The great room was as clean, neat, and fresh as the office-boys, who had been at work upon it for the past hour, could make it. Every desk and chair was in its place, and not a scrap of paper littered the newly swept floor. In the corner farthest from the entrance, beside a large open window that overlooked the busy scene of Park Row, City Hall Park, and Broadway beyond it, sat the city editor before a handsome flat-topped desk. Other single desks occupied favorable positions beside other windows, but their chairs were vacant at this early hour. Down the middle of the floor ran two parallel rows of double desks, each containing a locked drawer and each supplied with pens, ink, writing-and blotting-paper. These were for the reporters. At one side was a long reading-shelf, beneath which hung files of all the city papers. At the back of the room was a row of lockers like those in a gymnasium, in which were, kept overcoats, hats, umbrellas, and other such articles belonging to the occupants of the office.

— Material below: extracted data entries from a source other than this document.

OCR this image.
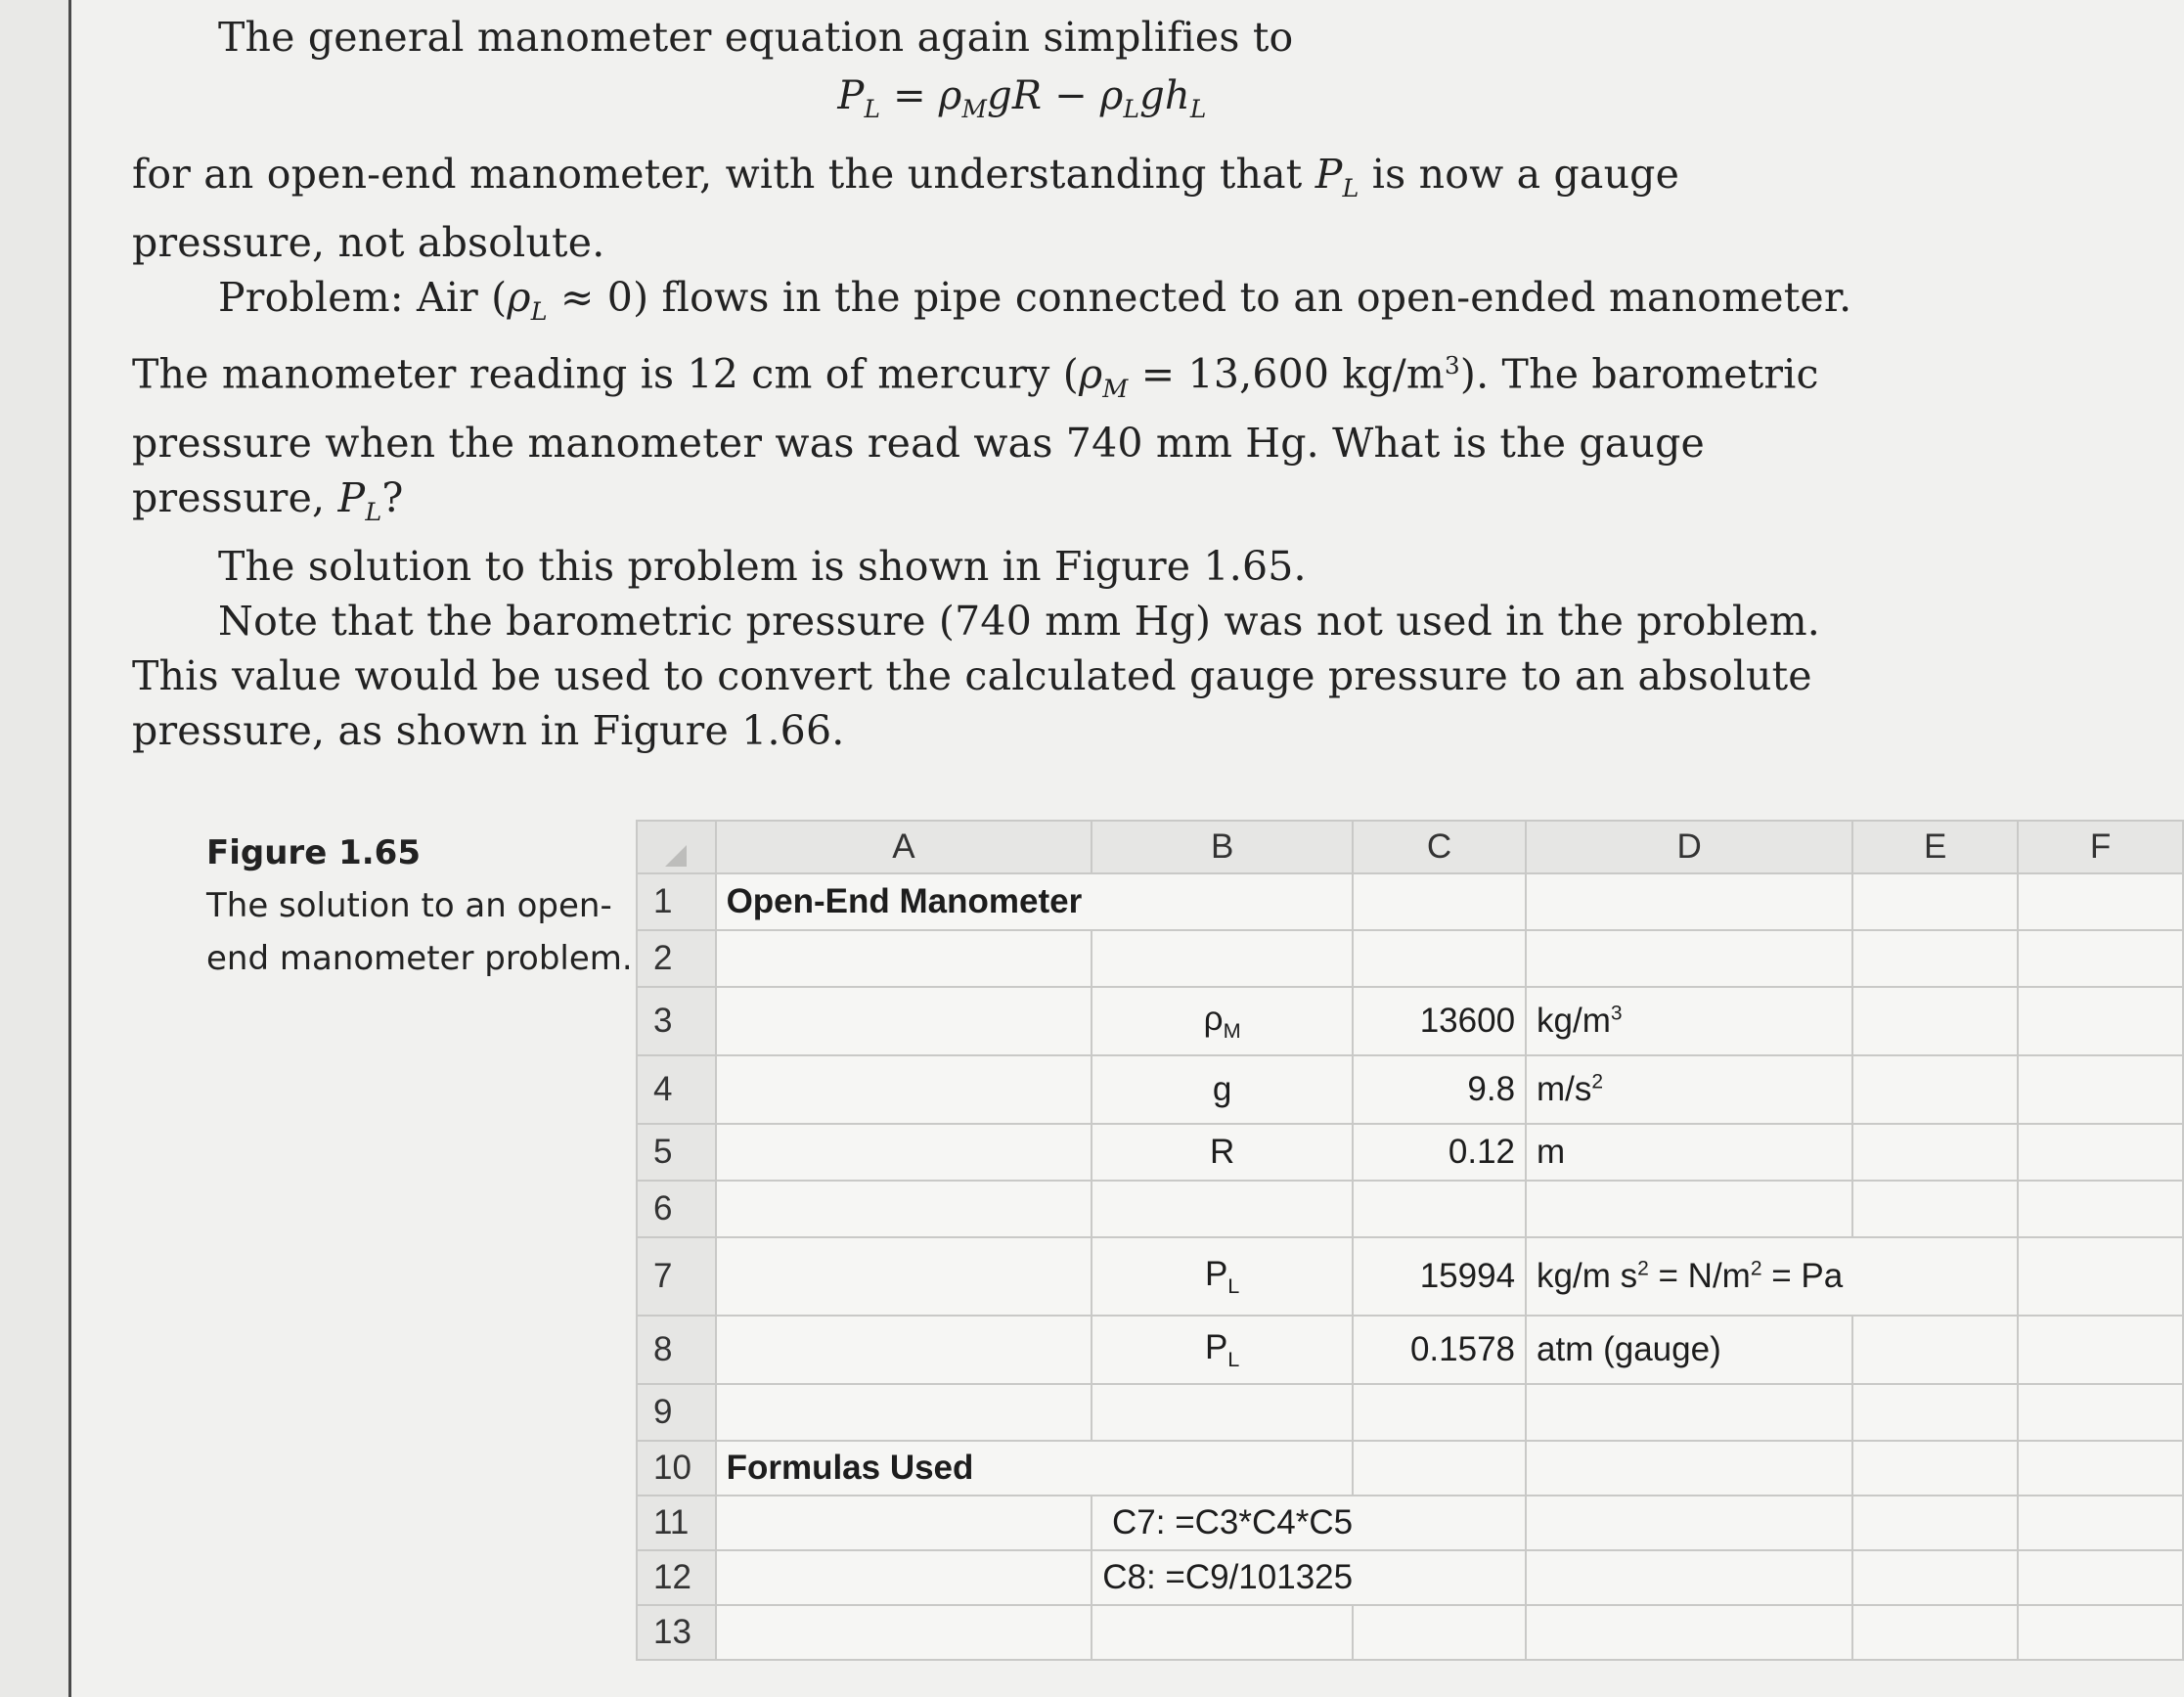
The general manometer equation again simplifies to

$P_L = \rho_MgR - \rho_Lgh_L$

for an open-end manometer, with the understanding that $P_L$ is now a gauge pressure, not absolute.

Problem: Air $(\rho_L \approx 0)$ flows in the pipe connected to an open-ended manometer. The manometer reading is 12 cm of mercury ($\rho_M = 13,600$ $kg/m^3$). The barometric pressure when the manometer was read was 740 mm Hg. What is the gauge pressure, $P_L$?

The solution to this problem is shown in Figure 1.65.

Note that the barometric pressure (740 mm Hg) was not used in the problem. This value would be used to convert the calculated gauge pressure to an absolute pressure, as shown in Figure 1.66.

Figure 1.65
The solution to an open-end manometer problem.
	A	B	C	D	E	F
1	Open-End Manometer					
2						
3		$\rho_M$	13600	$kg/m^3$		
4		g	9.8	$m/s^2$		
5		R	0.12	m		
6						
7		$P_L$	15994	kg/m $s^2 = N/m^2 = Pa$		
8		$P_L$	0.1578	atm (gauge)		
9						
10	Formulas Used					
11		C7: =C3*C4*C5				
12		C8: =C9/101325				
13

A dozen or more bright-looking, well-dressed young men sat or stood about the room chatting, reading the morning papers, or holding short consultations with the city editor. While talking with them he hardly looked up from the paper that he was glancing over with practised eyes, and occasionally clipping a paragraph from with a pair of long, slim shears. He took these papers from a pile lying on his desk that contained a copy of every morning daily published in New York, Brooklyn, or Jersey City. The little slips that he cut from them were laid by themselves at one end of his desk.

It was a pleasant room. Its very air was inspiring, and Myles wished he were sure of being permanently established as one of its occupants. But the thought of the confession he had to make, and of its probable results, weighed heavily on his mind. He was impatient to have it over with and to know the worst at once.

Walking straight up to the city editors desk he said:

Good-morning, Mr. Haxall. I

Ah, good-morning, Mr. Manning. Glad to see you so promptly on hand. If you will find a seat Ill have time to talk with you in a few minutes.

So Myles found a seat on a window-sill and amused himself by watching what was going on around him. He noticed that as each reporter entered the room he walked directly to a slate, that hung on the wall near the door, and read carefully a list of names written on it. He afterward found that this was a list of those for whom mail matter had come addressed to the office. Having received his letters from Mr. Brown, and taken one or more copies of the morning Phonograph from a pile on the janitors desk, each reporter occupied himself as he chose until summoned by Mr. Haxall and given an assignment.